Une noce dans le district. — Abondance de pseudonymes. — La famille à Tahiti. — De la virginité. — Les enfants, les femmes, les vieillards et les morts.

Une noce dans le district, c’est une noce au village, avec des discours et des chansons, et quelles chansons ! Sans parler du repas colossal qui couronne la fête et où les viandes s’accumulent en montagnes à lasser Rabelais si fertile en énumérations fantastiques.

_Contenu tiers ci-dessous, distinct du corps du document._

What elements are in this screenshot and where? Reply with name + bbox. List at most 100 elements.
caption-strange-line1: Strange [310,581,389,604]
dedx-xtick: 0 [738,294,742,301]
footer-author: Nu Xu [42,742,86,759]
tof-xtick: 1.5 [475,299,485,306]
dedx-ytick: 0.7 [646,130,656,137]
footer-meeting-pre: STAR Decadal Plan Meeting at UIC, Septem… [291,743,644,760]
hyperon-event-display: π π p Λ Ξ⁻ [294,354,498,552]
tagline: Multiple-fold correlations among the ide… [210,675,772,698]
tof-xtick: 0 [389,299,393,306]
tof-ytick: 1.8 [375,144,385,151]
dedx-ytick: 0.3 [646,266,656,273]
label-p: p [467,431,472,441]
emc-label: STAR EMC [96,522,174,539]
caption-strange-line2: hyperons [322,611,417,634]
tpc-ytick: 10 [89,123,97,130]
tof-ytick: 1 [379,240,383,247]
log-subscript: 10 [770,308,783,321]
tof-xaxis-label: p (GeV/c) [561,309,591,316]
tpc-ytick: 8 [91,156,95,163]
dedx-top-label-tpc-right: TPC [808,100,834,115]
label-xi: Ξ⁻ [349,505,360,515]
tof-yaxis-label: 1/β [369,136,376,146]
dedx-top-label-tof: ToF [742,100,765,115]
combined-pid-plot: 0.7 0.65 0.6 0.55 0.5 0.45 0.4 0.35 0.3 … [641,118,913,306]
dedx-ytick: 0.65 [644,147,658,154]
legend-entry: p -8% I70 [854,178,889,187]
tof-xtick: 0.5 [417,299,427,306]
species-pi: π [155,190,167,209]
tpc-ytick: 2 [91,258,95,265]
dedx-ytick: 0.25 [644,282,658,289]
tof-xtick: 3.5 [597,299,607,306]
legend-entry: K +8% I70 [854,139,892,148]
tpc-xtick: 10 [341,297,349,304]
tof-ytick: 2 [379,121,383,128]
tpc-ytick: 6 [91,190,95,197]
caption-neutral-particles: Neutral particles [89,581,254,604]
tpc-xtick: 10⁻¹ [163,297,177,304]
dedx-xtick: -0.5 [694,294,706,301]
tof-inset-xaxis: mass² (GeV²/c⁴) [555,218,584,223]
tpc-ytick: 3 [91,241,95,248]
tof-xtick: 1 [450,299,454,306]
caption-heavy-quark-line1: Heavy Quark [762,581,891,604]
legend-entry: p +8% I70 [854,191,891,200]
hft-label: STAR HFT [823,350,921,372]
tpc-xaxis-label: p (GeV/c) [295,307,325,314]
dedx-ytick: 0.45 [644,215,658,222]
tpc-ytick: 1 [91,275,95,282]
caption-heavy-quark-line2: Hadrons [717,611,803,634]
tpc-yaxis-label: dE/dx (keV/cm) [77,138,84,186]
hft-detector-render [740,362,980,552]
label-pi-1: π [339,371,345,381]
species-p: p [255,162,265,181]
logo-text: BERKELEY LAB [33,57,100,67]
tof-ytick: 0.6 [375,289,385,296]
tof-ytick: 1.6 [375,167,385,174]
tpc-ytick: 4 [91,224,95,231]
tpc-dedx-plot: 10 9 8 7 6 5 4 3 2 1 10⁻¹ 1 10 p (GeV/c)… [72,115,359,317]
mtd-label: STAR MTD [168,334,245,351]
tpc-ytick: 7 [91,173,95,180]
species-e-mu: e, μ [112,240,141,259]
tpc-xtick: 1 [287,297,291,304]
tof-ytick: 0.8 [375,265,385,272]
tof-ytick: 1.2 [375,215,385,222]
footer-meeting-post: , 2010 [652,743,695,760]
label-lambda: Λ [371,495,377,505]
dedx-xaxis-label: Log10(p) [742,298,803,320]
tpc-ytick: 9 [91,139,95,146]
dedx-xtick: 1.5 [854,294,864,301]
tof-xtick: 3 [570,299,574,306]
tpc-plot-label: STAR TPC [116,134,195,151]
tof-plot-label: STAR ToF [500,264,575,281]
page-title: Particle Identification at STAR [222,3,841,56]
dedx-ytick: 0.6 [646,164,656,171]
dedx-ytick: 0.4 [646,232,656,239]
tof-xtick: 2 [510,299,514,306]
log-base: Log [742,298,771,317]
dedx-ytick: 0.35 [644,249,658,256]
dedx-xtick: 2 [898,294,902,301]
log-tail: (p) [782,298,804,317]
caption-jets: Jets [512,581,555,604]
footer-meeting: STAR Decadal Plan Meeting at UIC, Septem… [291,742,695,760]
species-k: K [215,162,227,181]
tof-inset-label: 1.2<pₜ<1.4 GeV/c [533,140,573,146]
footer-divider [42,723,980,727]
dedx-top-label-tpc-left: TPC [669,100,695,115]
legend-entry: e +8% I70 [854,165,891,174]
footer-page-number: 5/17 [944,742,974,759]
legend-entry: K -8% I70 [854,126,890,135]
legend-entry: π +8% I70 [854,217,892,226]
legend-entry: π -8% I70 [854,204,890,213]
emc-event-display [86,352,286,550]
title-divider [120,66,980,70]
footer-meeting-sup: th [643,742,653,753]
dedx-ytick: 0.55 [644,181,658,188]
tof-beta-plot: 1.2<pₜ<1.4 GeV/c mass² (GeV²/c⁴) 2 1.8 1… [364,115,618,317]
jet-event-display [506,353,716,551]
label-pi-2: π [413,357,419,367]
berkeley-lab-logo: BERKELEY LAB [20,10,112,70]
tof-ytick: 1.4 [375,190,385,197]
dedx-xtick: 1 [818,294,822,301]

Mon ami Poroï, conseiller privé, a marié son fils avec une jeune fille dont la famille habite le district de Mataiéa. La veille du jour fixé pour la cérémonie, les parents du marié et les parents de la mariée sont arrivés, quelques-uns à cheval, d’autres en voiture, la plupart en pirogue ou en baleinière, et une véritable flottille a mouillé dans la jolie baie de Papeuriri. A bord se trouvaient les cadeaux destinés aux futurs époux, c’est-à-dire des vivres, cochons, volailles, taros, huru, feï, patates douces, etc.

A peine à terre, le plus âgé de chaque camp (car chaque famille forme un camp distinct dans une occasion pareille) s’avance vers Poroï et lui adresse un discours véhément : « Nous venons, avertis par le message que tu nous as envoyé, marier notre enfant et participer à cette fête de famille. Ce que nous vous apportons, ces cochons, ces poulets, ces taros, ces feï, ces huru, ces patates, nous vous l’offrons de bon cœur. C’est tout ce que nous avons ; nous ne pouvons pas donner davantage ! »

Poroï répond à chacun : « Je vous remercie d’avoir entendu mon appel et d’avoir maintenu les liens de la famille en venant assister au mariage de notre enfant. »

Ces quatre discours échangés, on va se coucher après avoir tout préparé pour le repas du lendemain, tué les cochons et les poulets, et surtout après avoir pris soin de séparer les cadeaux qui sont apportés au marié de ceux qui sont apportés à la mariée.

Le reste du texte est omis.